揺らぐ幻影

幸せが滲み出ている二人の笑みは、

自分自身とは無関係な結衣の出来事に喜んでくれている印だ。

月並みに自分が男ならこんな子と付き合いたいと心底惚れ惚れした。


ひやりとした床は火照った肌によく馴染み、いっそのこと血液を凍らせてほしい。

体の中が熱すぎて一人ヒートアイランド現象、あるいは一人フェーン現象だと、

気象学は一ページも励んだことがないため、結衣には意味はよく知らないけれど、

このような雰囲気比喩が女子高生の鉄則だ。


作戦を実行できたことと友人の優しさとで、嬉し過ぎてにやけてしまう。


たっぷりのグロスで潤んだドレンチェリーを思わせる唇をゆっくり開き、

「ありがと、……で、も、ダメくない?」と、告げた。


なんでと言った顔をするので、一番に大丈夫と言ってくれたのは意中の近藤だったが、

拾ってくれたのは市井だったから、あまりターゲットに印象を与えられなかったと説明した。

  手渡しが近藤くんじゃなきゃさ

  私ただの散らかし女


眉を垂らし残念さをあらわす結衣に、里緒菜は口を歪め目を見開き般若のような顔面を作り言った。

「大丈夫だって、不気味なくらいドジッ子な女が隣のクラスに居る程度は記憶してくれてるって」

「ほんまそれ。
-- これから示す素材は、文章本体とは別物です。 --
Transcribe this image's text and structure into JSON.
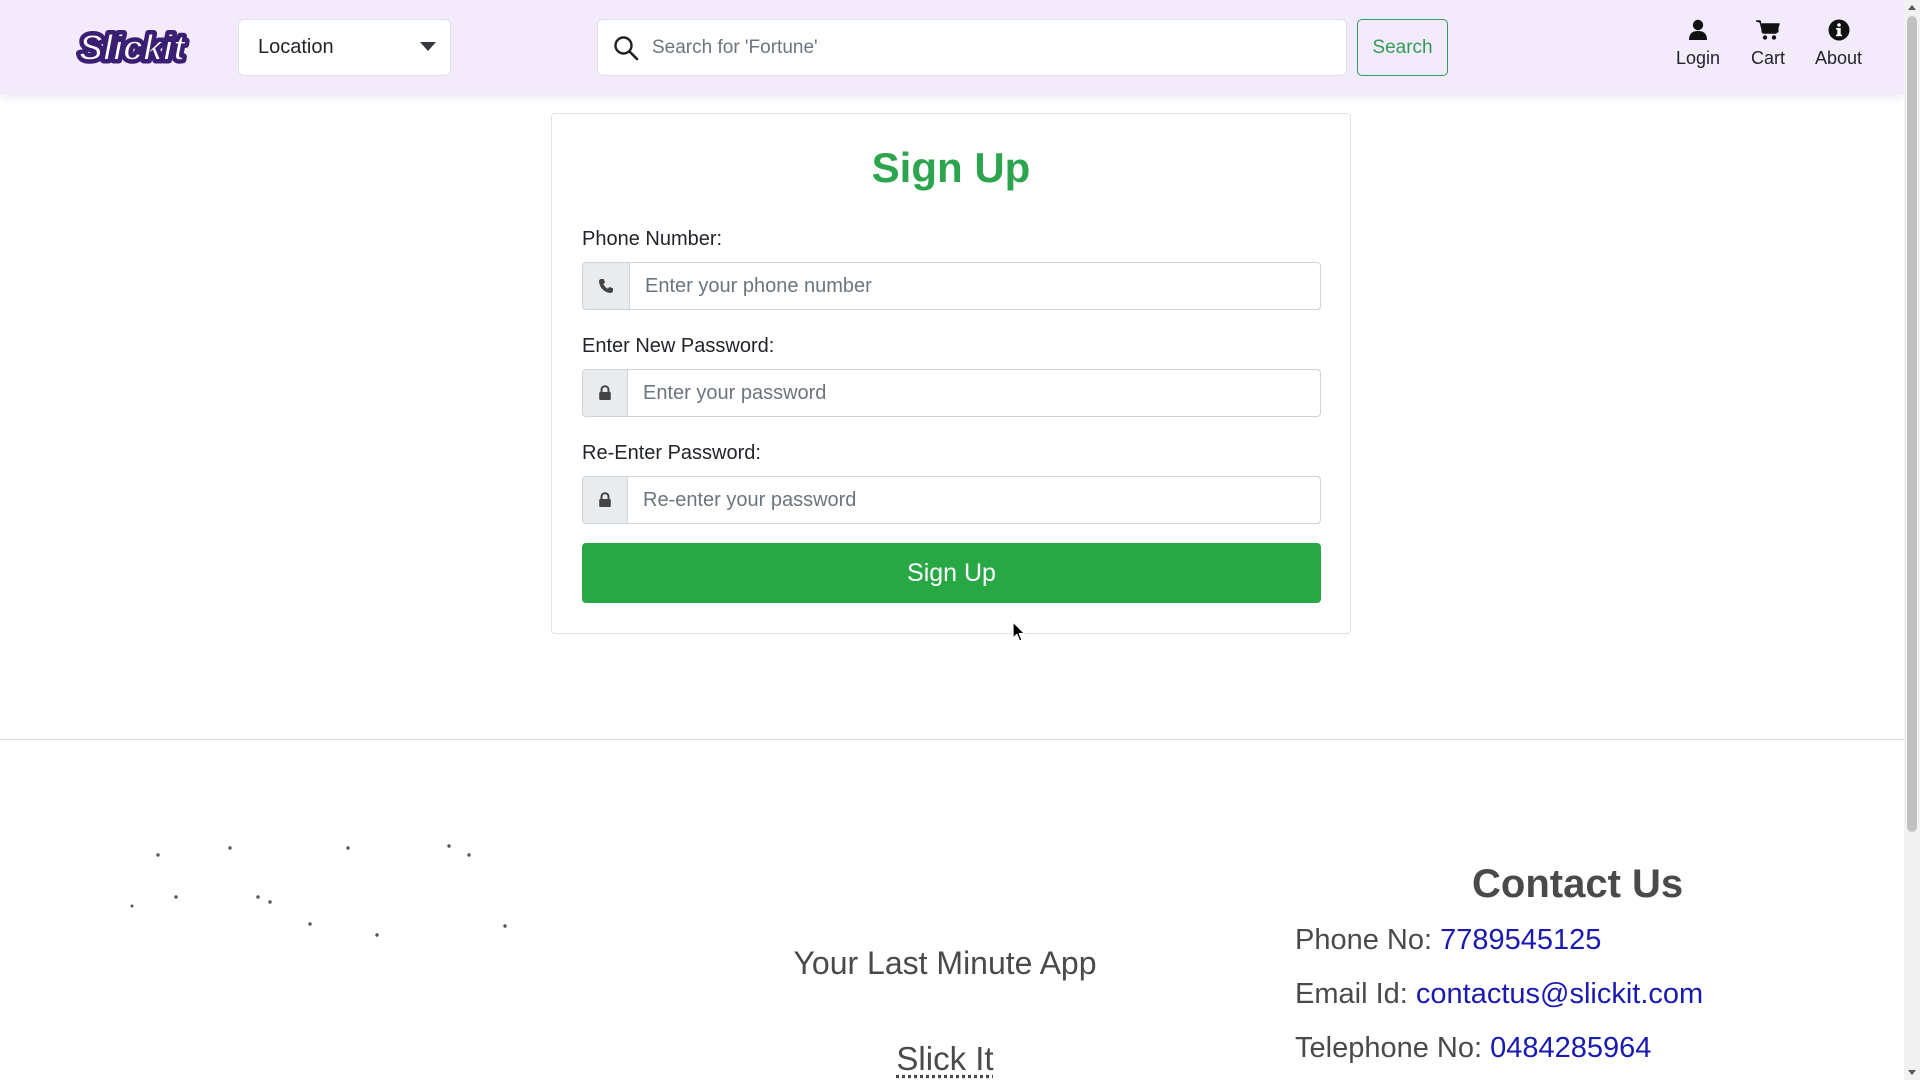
{
  "navbar": {
    "logo_text": "Slickit",
    "location": {
      "label": "Location"
    },
    "search": {
      "placeholder": "Search for 'Fortune'",
      "button_label": "Search"
    },
    "items": [
      {
        "label": "Login",
        "icon": "user-icon"
      },
      {
        "label": "Cart",
        "icon": "cart-icon"
      },
      {
        "label": "About",
        "icon": "info-icon"
      }
    ]
  },
  "signup": {
    "title": "Sign Up",
    "phone": {
      "label": "Phone Number:",
      "placeholder": "Enter your phone number",
      "icon": "phone-icon"
    },
    "password": {
      "label": "Enter New Password:",
      "placeholder": "Enter your password",
      "icon": "lock-icon"
    },
    "confirm": {
      "label": "Re-Enter Password:",
      "placeholder": "Re-enter your password",
      "icon": "lock-icon"
    },
    "button_label": "Sign Up"
  },
  "footer": {
    "tagline": "Your Last Minute App",
    "brand": "Slick It",
    "contact": {
      "title": "Contact Us",
      "phone_label": "Phone No:",
      "phone_value": "7789545125",
      "email_label": "Email Id:",
      "email_value": "contactus@slickit.com",
      "tel_label": "Telephone No:",
      "tel_value": "0484285964"
    }
  },
  "colors": {
    "navbar_bg": "#f3eafb",
    "brand_green": "#28a745",
    "title_green": "#2da44e",
    "link_blue": "#1a1ab0",
    "logo_purple": "#3b1f73"
  }
}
それにこんどー……あの人さ結衣が拾ってる時にずっと結衣見てたし。きもいくらい見てたから、大丈夫だってば」と、

愛美まで変な感じで励ましてくれる。


なぜいつも一番欲しい音をくれるのだろうか。

もしかすると二人は手力のある超人、あるいはタイツが似合うエスパーなのだろうかと馬鹿なことを勘繰る。


世間では日本語の乱れについてあれこれ嘆かれているけれど、

女子高生において言葉遣いがしっかりしている人は、

相手を喜ばせたり癒したり、お喋りに単語をセンス良く使える人を指し、

敬語が堪能でも会話の中身がつまらない人は、全く該当しないらしい。


なぜなら、日常会話に限っては誰かの心に伝わらないと無意味だからなのだそう。

主語述語に完璧は必要なくて、ニュアンスによるコミュニケーションが重要視されるようだ。

社会人が聞いたらびっくりな概念かもしれないが、それが彼女たちのチープな美学らしい。